悪魔の運動会


【間宮旬】


まさかのフライング。


直人の狙いは悪くはなかった。


そこで少しでもリードを稼いでおきたかったのだろう。


あの正直さが売りの直人がそこまでするのは、勝負にこだわっているからであって、腹は立たない。逆に俺も燃えてきた。


俺にイエローカードはない。


次で賭けに出ても、まだ懐は痛まない。


よし、お株を奪うようで申し訳ないが、スタートダッシュさせてもらう。


「それでは位置について」


クラウチングスタートで膝をつく。


「よーい」


腰を高く持ち上げた。さっきはこの時点でもう直人は飛び出した。
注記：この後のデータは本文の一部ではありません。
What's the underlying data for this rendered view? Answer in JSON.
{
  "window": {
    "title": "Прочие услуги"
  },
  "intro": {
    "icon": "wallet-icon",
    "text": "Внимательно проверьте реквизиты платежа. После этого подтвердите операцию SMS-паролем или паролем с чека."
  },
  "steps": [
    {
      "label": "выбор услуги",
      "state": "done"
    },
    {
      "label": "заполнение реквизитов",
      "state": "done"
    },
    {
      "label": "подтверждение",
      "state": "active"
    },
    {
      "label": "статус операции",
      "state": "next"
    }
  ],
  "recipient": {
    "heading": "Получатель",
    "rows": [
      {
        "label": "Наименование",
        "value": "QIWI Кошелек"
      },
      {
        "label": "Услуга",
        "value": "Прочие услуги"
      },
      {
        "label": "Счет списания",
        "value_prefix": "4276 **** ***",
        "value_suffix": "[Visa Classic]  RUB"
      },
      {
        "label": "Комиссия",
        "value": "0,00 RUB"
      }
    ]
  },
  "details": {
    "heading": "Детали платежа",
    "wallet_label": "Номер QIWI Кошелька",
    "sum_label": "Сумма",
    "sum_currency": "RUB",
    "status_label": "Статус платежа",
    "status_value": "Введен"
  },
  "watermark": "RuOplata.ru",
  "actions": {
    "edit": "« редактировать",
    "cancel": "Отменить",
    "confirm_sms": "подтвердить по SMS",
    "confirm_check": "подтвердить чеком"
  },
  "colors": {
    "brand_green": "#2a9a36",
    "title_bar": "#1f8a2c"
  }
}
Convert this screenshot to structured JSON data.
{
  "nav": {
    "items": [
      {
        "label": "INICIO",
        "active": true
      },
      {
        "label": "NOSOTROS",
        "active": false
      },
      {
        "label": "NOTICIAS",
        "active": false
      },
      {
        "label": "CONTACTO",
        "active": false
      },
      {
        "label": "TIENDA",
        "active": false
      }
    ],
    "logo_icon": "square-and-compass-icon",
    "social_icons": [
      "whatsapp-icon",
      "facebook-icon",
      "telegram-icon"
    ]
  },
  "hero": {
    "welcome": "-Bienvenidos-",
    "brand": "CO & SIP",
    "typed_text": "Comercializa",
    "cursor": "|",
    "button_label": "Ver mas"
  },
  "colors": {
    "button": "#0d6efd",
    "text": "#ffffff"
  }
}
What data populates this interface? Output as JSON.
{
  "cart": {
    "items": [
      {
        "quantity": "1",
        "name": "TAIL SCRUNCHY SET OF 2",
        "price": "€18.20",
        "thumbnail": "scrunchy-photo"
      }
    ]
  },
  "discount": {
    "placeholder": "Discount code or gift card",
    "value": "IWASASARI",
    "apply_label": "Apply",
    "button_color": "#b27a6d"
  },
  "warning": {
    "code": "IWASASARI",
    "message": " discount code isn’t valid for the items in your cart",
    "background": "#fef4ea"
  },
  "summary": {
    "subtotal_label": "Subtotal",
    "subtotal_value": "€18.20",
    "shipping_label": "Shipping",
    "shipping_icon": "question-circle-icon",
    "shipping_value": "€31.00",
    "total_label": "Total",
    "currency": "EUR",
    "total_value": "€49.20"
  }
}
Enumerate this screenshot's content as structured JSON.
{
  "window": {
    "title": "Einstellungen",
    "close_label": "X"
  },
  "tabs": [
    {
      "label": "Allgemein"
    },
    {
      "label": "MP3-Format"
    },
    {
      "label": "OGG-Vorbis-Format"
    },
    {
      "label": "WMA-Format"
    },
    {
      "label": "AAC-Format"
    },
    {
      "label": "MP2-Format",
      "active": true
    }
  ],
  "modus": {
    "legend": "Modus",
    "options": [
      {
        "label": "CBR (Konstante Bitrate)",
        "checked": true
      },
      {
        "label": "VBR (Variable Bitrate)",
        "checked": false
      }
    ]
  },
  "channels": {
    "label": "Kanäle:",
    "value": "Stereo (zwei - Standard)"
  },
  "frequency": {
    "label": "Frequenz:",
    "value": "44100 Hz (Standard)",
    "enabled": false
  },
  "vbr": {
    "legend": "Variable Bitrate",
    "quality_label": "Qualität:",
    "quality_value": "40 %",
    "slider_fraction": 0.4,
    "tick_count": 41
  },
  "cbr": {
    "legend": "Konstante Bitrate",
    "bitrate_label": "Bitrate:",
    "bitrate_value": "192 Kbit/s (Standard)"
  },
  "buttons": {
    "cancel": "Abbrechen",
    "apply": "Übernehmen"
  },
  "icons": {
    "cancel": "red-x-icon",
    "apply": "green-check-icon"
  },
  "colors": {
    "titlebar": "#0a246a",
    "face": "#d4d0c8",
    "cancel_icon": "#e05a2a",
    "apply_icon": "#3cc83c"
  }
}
フライングがないと思ってのことだ。


号砲が鳴るその寸前、駆け出そうと__。


っ⁉︎


視界の端に動きがあった。


直人の体が動いていく。


まだ空砲は鳴っていないのに、またフライングを?


失格になるのを恐れもしないで⁇


そんなことを考えていたら、つい反射が遅くなってしまった。


号砲とほぼ同時に駆け上がっていく直人の尻を、後ろから追いかける。


フライングに尻込みするどころか、博打に出た直人とのリード。


せっかくの大博打も、100メートルもしないうちに埋めることごできた。


そして逆転する。


足の速さでは負けない。


それは覆しようのない、事実だから。